前漢武帝後 河西回廊の危機2 匈奴の虚閭権渠単于が没し、内紛の末に呼韓邪単于が漢に投降して重用される

 当面の対応を終えると、趙充国は金城において屯田を開始し、守備兵自身に食料を生産させることで支配を固めようと図ります。その実施により、羌族は漢に屈しました。金城には護羌校尉が置かれ、羌族を監督することになりました。前60年には亀茲に西域都護府が設置され、初代の都護は車師国を降伏させた鄭吉が任じられました。

 河西回廊付近の小国が漢に確保されたことは匈奴にとってはダメージとなりました。加えて、内紛がその弱体化に拍車をかけることになります。

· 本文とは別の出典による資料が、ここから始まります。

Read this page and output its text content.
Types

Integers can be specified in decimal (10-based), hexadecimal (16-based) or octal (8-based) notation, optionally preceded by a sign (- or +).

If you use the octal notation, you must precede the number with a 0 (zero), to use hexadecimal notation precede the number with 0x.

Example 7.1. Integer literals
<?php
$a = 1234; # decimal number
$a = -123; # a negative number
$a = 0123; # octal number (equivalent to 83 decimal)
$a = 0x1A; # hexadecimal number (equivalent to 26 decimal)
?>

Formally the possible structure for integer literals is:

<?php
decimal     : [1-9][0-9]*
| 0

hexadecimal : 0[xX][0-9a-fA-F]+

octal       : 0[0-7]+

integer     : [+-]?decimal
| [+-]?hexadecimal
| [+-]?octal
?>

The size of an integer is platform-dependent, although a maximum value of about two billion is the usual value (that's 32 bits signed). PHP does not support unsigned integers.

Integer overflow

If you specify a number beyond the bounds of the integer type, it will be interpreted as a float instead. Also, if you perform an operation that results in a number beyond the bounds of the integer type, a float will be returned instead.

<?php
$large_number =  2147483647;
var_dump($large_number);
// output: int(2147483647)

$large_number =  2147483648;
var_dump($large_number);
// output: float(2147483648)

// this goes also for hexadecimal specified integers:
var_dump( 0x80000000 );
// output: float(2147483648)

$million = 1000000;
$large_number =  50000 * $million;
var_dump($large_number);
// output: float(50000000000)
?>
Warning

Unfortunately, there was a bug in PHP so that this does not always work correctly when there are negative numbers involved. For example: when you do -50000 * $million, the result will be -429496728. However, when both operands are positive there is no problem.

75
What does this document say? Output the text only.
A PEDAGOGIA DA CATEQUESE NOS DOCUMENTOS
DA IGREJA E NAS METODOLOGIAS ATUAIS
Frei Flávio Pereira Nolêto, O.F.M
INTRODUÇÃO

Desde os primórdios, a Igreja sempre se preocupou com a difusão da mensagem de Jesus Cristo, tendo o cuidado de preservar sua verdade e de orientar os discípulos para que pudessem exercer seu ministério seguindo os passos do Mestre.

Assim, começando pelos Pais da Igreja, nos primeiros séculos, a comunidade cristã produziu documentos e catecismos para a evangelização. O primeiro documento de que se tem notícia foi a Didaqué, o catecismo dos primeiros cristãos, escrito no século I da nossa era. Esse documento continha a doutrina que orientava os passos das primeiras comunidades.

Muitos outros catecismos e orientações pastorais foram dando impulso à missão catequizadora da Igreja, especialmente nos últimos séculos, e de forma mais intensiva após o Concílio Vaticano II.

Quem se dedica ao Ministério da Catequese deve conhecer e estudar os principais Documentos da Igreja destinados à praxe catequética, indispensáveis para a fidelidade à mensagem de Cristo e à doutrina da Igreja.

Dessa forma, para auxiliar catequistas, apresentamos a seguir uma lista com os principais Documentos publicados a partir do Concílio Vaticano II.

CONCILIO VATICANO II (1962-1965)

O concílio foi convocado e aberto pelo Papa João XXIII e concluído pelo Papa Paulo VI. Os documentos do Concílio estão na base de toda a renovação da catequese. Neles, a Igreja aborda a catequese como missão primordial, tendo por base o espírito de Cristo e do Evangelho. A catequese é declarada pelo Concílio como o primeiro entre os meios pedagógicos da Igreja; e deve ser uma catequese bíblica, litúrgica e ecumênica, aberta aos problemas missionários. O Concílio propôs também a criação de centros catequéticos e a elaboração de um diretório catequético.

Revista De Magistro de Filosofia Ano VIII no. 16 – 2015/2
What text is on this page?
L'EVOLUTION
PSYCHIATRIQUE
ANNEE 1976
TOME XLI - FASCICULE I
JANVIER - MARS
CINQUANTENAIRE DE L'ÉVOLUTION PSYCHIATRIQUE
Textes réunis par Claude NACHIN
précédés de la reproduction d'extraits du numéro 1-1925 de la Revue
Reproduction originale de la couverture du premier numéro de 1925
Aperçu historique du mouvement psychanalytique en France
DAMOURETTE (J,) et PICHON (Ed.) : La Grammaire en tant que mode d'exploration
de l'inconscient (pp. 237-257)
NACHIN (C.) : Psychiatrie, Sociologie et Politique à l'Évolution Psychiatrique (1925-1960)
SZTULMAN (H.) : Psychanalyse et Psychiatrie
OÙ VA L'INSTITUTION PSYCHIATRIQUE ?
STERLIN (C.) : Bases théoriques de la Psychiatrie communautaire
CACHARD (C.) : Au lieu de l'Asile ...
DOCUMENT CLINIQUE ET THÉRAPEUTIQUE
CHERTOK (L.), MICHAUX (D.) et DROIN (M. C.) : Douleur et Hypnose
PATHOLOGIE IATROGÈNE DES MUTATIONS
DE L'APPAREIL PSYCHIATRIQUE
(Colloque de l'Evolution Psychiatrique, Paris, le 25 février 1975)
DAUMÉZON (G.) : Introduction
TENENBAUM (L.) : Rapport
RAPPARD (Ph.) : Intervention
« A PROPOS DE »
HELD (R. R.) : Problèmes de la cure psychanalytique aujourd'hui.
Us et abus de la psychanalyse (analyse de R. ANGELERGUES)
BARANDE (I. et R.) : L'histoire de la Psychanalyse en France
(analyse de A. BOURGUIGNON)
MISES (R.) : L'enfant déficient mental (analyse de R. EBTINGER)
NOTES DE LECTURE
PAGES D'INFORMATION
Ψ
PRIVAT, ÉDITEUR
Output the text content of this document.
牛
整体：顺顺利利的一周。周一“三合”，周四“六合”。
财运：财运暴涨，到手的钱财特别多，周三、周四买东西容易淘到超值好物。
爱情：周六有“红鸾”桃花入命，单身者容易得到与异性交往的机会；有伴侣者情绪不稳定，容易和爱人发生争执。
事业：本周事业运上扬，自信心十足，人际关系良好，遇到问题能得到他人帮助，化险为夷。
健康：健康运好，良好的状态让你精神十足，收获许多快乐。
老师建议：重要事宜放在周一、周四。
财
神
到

 前60年に虚閭権渠単于が没すると、その後継者を巡って5人の単于が乱立します。虚閭権渠単于の子の呼韓邪単于が一度は匈奴を把握したかのようになったのですが、左賢王で呼韓邪単于の兄が郅支(しっし)単于として立ちます。呼韓邪単于は勢力で劣るようになり、漢の支援を仰ぐことになりました。

 前53年、呼韓邪単于は息子で右賢王の銖婁渠堂(しゅるきょどう)を漢の宮廷に送りました。もちろん、これは人質としての意味を持ちます


 郅支単于にとっては、ライバルである呼韓邪単于が漢と結んだことで極めて不利な立場へと追い込まれます。そこで、郅支単于も息子の駒于利受(くうりじゅ)を漢の宮廷へ送りました。皮肉なことに、従兄弟同士で、次期単于を巡って敵対関係となった2人が外国の宮廷で席を並べる事になったのです。

 更に2年後は、呼韓邪単于自ら漢を訪れて正月の朝賀に参加しました。漢ではこれを祝い、民に爵位が与えられています。

 呼韓邪単于には列侯よりも上位の位と、臣と称しても名を言わなくて良いという特権が与えられました。

 出師の表の書き出しが「臣亮申す(臣下の亮が申し上げます)」と始まることに見られるように、皇帝に対して名乗る際には臣+名が決まりです。呼韓邪単于にはこう名乗らなくて良いという特権が与えられた、ということですね。諱の風習に見られるように、古代中国では相手の名前を呼ぶのは基本的に失礼なことで、それが許されるのは目上の者だけだったわけです。それを名を呼ばなくて良いとしたわけですから、臣下ではありながら限りなく対等に近い立場とした、という意味合いを持つものです。